We investigated the longstanding issue whether "pain related brain areas" are simply activated by salience (spoiler: the dpIns is not) and tested this by comparing pain to aversive sounds which were salience matched (skin conductance). Full preprint on biorxiv.
Opioids and hedonic processing?
It has been speculated that the pleasure of a reward in humans is mediated by endogenous opioids.
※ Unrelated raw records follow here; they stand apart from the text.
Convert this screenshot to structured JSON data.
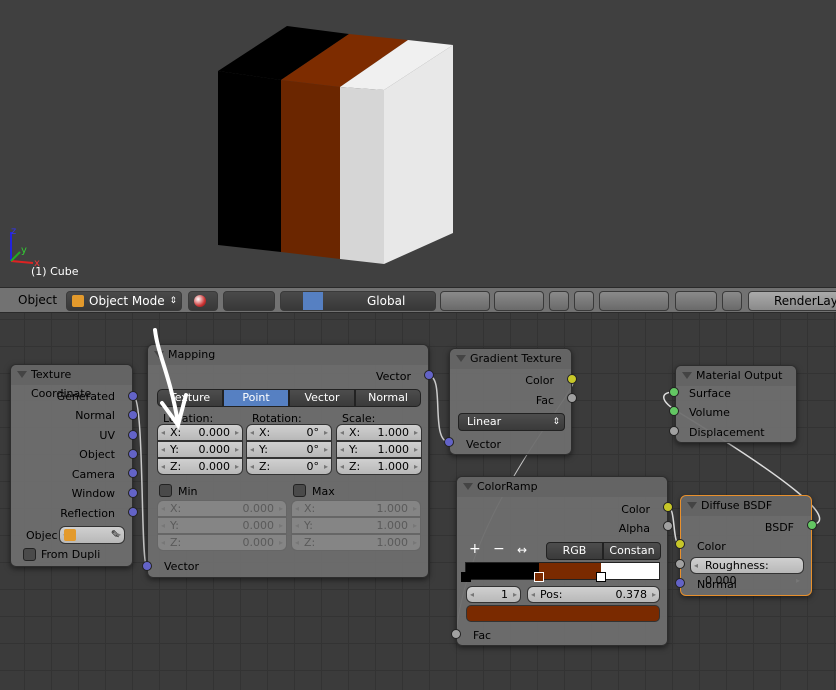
{
  "viewport": {
    "object_label": "(1) Cube",
    "axes": [
      "x",
      "y",
      "z"
    ],
    "cube_colors": {
      "black": "#000000",
      "orange": "#6b2600",
      "white": "#e0e0e0"
    }
  },
  "header": {
    "editor_type": "Object",
    "mode": "Object Mode",
    "orientation": "Global",
    "render_layer": "RenderLaye"
  },
  "nodes": {
    "texcoord": {
      "title": "Texture Coordinate",
      "outputs": [
        "Generated",
        "Normal",
        "UV",
        "Object",
        "Camera",
        "Window",
        "Reflection"
      ],
      "object_label": "Objec",
      "from_dupli": "From Dupli"
    },
    "mapping": {
      "title": "Mapping",
      "output": "Vector",
      "input": "Vector",
      "tabs": [
        "Texture",
        "Point",
        "Vector",
        "Normal"
      ],
      "active_tab": "Point",
      "location_label": "Location:",
      "rotation_label": "Rotation:",
      "scale_label": "Scale:",
      "location": [
        {
          "axis": "X:",
          "value": "0.000"
        },
        {
          "axis": "Y:",
          "value": "0.000"
        },
        {
          "axis": "Z:",
          "value": "0.000"
        }
      ],
      "rotation": [
        {
          "axis": "X:",
          "value": "0°"
        },
        {
          "axis": "Y:",
          "value": "0°"
        },
        {
          "axis": "Z:",
          "value": "0°"
        }
      ],
      "scale": [
        {
          "axis": "X:",
          "value": "1.000"
        },
        {
          "axis": "Y:",
          "value": "1.000"
        },
        {
          "axis": "Z:",
          "value": "1.000"
        }
      ],
      "min_label": "Min",
      "max_label": "Max",
      "min": [
        {
          "axis": "X:",
          "value": "0.000"
        },
        {
          "axis": "Y:",
          "value": "0.000"
        },
        {
          "axis": "Z:",
          "value": "0.000"
        }
      ],
      "max": [
        {
          "axis": "X:",
          "value": "1.000"
        },
        {
          "axis": "Y:",
          "value": "1.000"
        },
        {
          "axis": "Z:",
          "value": "1.000"
        }
      ]
    },
    "gradient": {
      "title": "Gradient Texture",
      "outputs": [
        "Color",
        "Fac"
      ],
      "type": "Linear",
      "input": "Vector"
    },
    "colorramp": {
      "title": "ColorRamp",
      "outputs": [
        "Color",
        "Alpha"
      ],
      "color_mode": "RGB",
      "interpolation": "Constan",
      "add": "+",
      "remove": "−",
      "flip": "↔",
      "index": "1",
      "pos_label": "Pos:",
      "pos": "0.378",
      "input": "Fac",
      "stops": [
        {
          "pos": 0.0,
          "color": "#000000"
        },
        {
          "pos": 0.378,
          "color": "#7a2a00"
        },
        {
          "pos": 0.7,
          "color": "#ffffff"
        }
      ],
      "active_color": "#7a2a00"
    },
    "output": {
      "title": "Material Output",
      "inputs": [
        "Surface",
        "Volume",
        "Displacement"
      ]
    },
    "diffuse": {
      "title": "Diffuse BSDF",
      "output": "BSDF",
      "color_label": "Color",
      "roughness": "Roughness:  0.000",
      "normal": "Normal"
    }
  }
}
Using the opioid receptor antagonist naloxone and fMRI we can show that blocking opioid receptors reduced pleasure associated with viewing erotic pictures and that this was paralleled by a reduction of activation in the ventral striatum, lateral orbitofrontal cortex, amygdala, hypothalamus and medial prefrontal cortex at reward delivery, but not during reward anticipation. Full paper at eLIfe.
Does the price of medication affect side effects?
Patients in clinical clinical trials often complain of side effects, even if they are part of the placebo group and thus never received any active medication. This nocebo drmatically interferes with medical treatment. Our study shows that higher value (i.e price tag) of a a drug can further enhance the nocebo effect and the underlying neural network dynamics involving the dspinalk cord, PAG and anterior cingulate cortex. Full paper in Science.